A coalition of digital rights organisations and technology companies argues that proposed UK measures on online harms could expand age verification requirements across core internet services, with implications for privacy, access, and interoperability.

Digital rights groups warn UK age-gating plans could reshape access to the open web

A coalition of civil society groups, technology organisations, and VPN providers has warned that UK proposals aimed at addressing online harms could significantly expand age verification requirements across the internet.

The statement follows debate around implementation of the UK’s Children’s Wellbeing and Schools Bill. Ministers are now consulting on which platforms and features could be restricted behind age gates.

The concern is not limited to children’s accounts. According to the signatories, many of the proposed measures would require all users to verify their age in order to access services or features. This could affect a broad range of online spaces, including gaming platforms, VPN services, and websites.
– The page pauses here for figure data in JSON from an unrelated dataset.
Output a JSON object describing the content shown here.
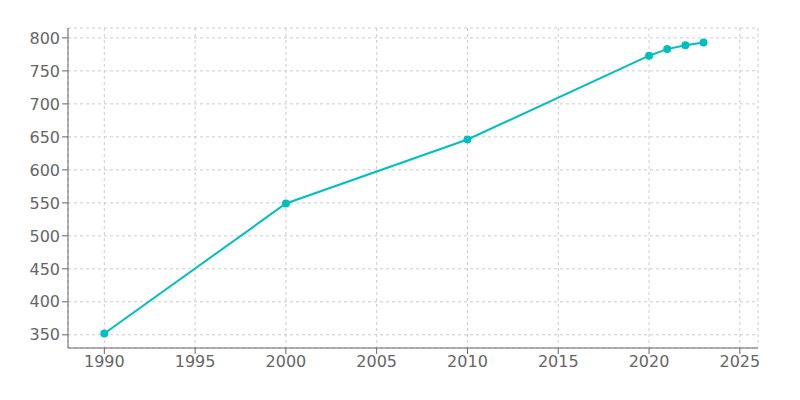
{
  "chart_data": {
    "type": "line",
    "x": [
      1990,
      2000,
      2010,
      2020,
      2021,
      2022,
      2023
    ],
    "values": [
      352,
      549,
      646,
      773,
      783,
      789,
      793
    ],
    "color": "#00BFBF",
    "marker": "circle",
    "xlim": [
      1988,
      2026
    ],
    "ylim": [
      330,
      815
    ],
    "xticks": [
      1990,
      1995,
      2000,
      2005,
      2010,
      2015,
      2020,
      2025
    ],
    "yticks": [
      350,
      400,
      450,
      500,
      550,
      600,
      650,
      700,
      750,
      800
    ],
    "grid": true
  }
}
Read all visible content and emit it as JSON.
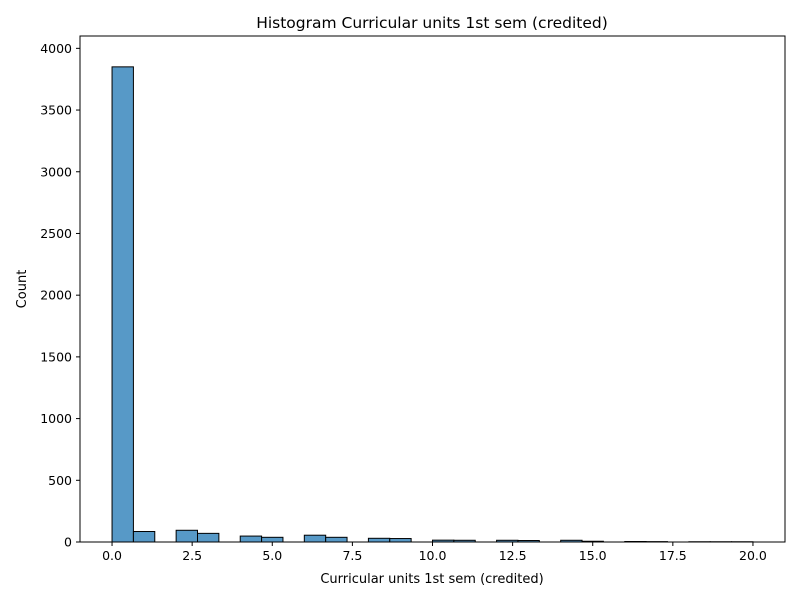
{
  "chart_data": {
    "type": "bar",
    "title": "Histogram Curricular units 1st sem (credited)",
    "xlabel": "Curricular units 1st sem (credited)",
    "ylabel": "Count",
    "xlim": [
      -1.0,
      21.0
    ],
    "ylim": [
      0,
      4100
    ],
    "x_ticks": [
      {
        "value": 0.0,
        "label": "0.0"
      },
      {
        "value": 2.5,
        "label": "2.5"
      },
      {
        "value": 5.0,
        "label": "5.0"
      },
      {
        "value": 7.5,
        "label": "7.5"
      },
      {
        "value": 10.0,
        "label": "10.0"
      },
      {
        "value": 12.5,
        "label": "12.5"
      },
      {
        "value": 15.0,
        "label": "15.0"
      },
      {
        "value": 17.5,
        "label": "17.5"
      },
      {
        "value": 20.0,
        "label": "20.0"
      }
    ],
    "y_ticks": [
      {
        "value": 0,
        "label": "0"
      },
      {
        "value": 500,
        "label": "500"
      },
      {
        "value": 1000,
        "label": "1000"
      },
      {
        "value": 1500,
        "label": "1500"
      },
      {
        "value": 2000,
        "label": "2000"
      },
      {
        "value": 2500,
        "label": "2500"
      },
      {
        "value": 3000,
        "label": "3000"
      },
      {
        "value": 3500,
        "label": "3500"
      },
      {
        "value": 4000,
        "label": "4000"
      }
    ],
    "grid": false,
    "bar_color": "#5799c7",
    "edge_color": "#000000",
    "bins": [
      {
        "x0": 0.0,
        "x1": 0.6667,
        "count": 3850
      },
      {
        "x0": 0.6667,
        "x1": 1.3333,
        "count": 85
      },
      {
        "x0": 1.3333,
        "x1": 2.0,
        "count": 0
      },
      {
        "x0": 2.0,
        "x1": 2.6667,
        "count": 95
      },
      {
        "x0": 2.6667,
        "x1": 3.3333,
        "count": 70
      },
      {
        "x0": 3.3333,
        "x1": 4.0,
        "count": 0
      },
      {
        "x0": 4.0,
        "x1": 4.6667,
        "count": 48
      },
      {
        "x0": 4.6667,
        "x1": 5.3333,
        "count": 38
      },
      {
        "x0": 5.3333,
        "x1": 6.0,
        "count": 0
      },
      {
        "x0": 6.0,
        "x1": 6.6667,
        "count": 55
      },
      {
        "x0": 6.6667,
        "x1": 7.3333,
        "count": 38
      },
      {
        "x0": 7.3333,
        "x1": 8.0,
        "count": 0
      },
      {
        "x0": 8.0,
        "x1": 8.6667,
        "count": 30
      },
      {
        "x0": 8.6667,
        "x1": 9.3333,
        "count": 28
      },
      {
        "x0": 9.3333,
        "x1": 10.0,
        "count": 0
      },
      {
        "x0": 10.0,
        "x1": 10.6667,
        "count": 15
      },
      {
        "x0": 10.6667,
        "x1": 11.3333,
        "count": 14
      },
      {
        "x0": 11.3333,
        "x1": 12.0,
        "count": 0
      },
      {
        "x0": 12.0,
        "x1": 12.6667,
        "count": 14
      },
      {
        "x0": 12.6667,
        "x1": 13.3333,
        "count": 12
      },
      {
        "x0": 13.3333,
        "x1": 14.0,
        "count": 0
      },
      {
        "x0": 14.0,
        "x1": 14.6667,
        "count": 14
      },
      {
        "x0": 14.6667,
        "x1": 15.3333,
        "count": 6
      },
      {
        "x0": 15.3333,
        "x1": 16.0,
        "count": 0
      },
      {
        "x0": 16.0,
        "x1": 16.6667,
        "count": 4
      },
      {
        "x0": 16.6667,
        "x1": 17.3333,
        "count": 3
      },
      {
        "x0": 17.3333,
        "x1": 18.0,
        "count": 0
      },
      {
        "x0": 18.0,
        "x1": 18.6667,
        "count": 2
      },
      {
        "x0": 18.6667,
        "x1": 19.3333,
        "count": 2
      },
      {
        "x0": 19.3333,
        "x1": 20.0,
        "count": 2
      }
    ]
  }
}
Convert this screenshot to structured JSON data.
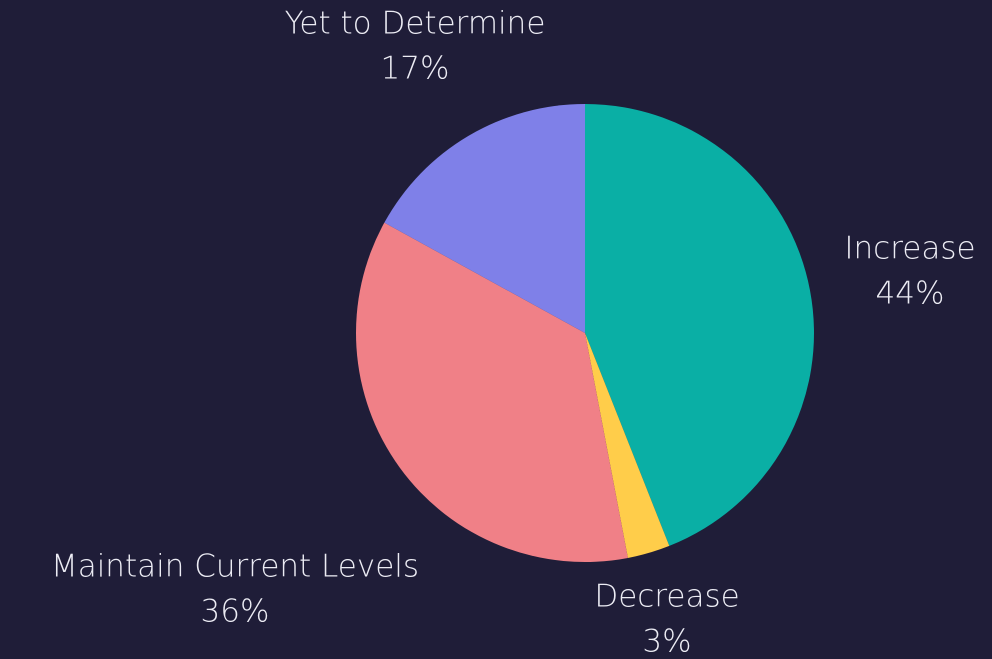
{
  "chart_data": {
    "type": "pie",
    "categories": [
      "Increase",
      "Decrease",
      "Maintain Current Levels",
      "Yet to Determine"
    ],
    "values": [
      44,
      3,
      36,
      17
    ],
    "value_labels": [
      "44%",
      "3%",
      "36%",
      "17%"
    ],
    "colors": [
      "#0aafa5",
      "#ffcd4a",
      "#f08087",
      "#7f80e8"
    ]
  }
}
The groups argue that the approach focuses too heavily on restricting access rather than addressing how platforms are designed. They point to business models based on data collection and engagement optimisation as underlying drivers of harmful online environments.

A central issue is age assurance technology itself. The statement argues that existing systems involve trade-offs between accuracy, privacy, and accessibility. It also warns that large-scale deployment could increase security risks by concentrating sensitive identity data across platforms and verification systems.

The coalition further argues that broad age-gating requirements could reinforce the dominance of large platforms and app stores. Smaller or decentralised services may struggle to implement compliance systems at the same scale.

The statement was signed by organisations including Electronic Frontier Foundation, Mozilla, Internet Society, Open Rights Group, and Tor Project.

Rather than expanding access controls, the signatories call for stronger accountability measures aimed at platform design and data practices. They argue that safety interventions should be proportionate and should not undermine privacy, free expression, or the open structure of the web.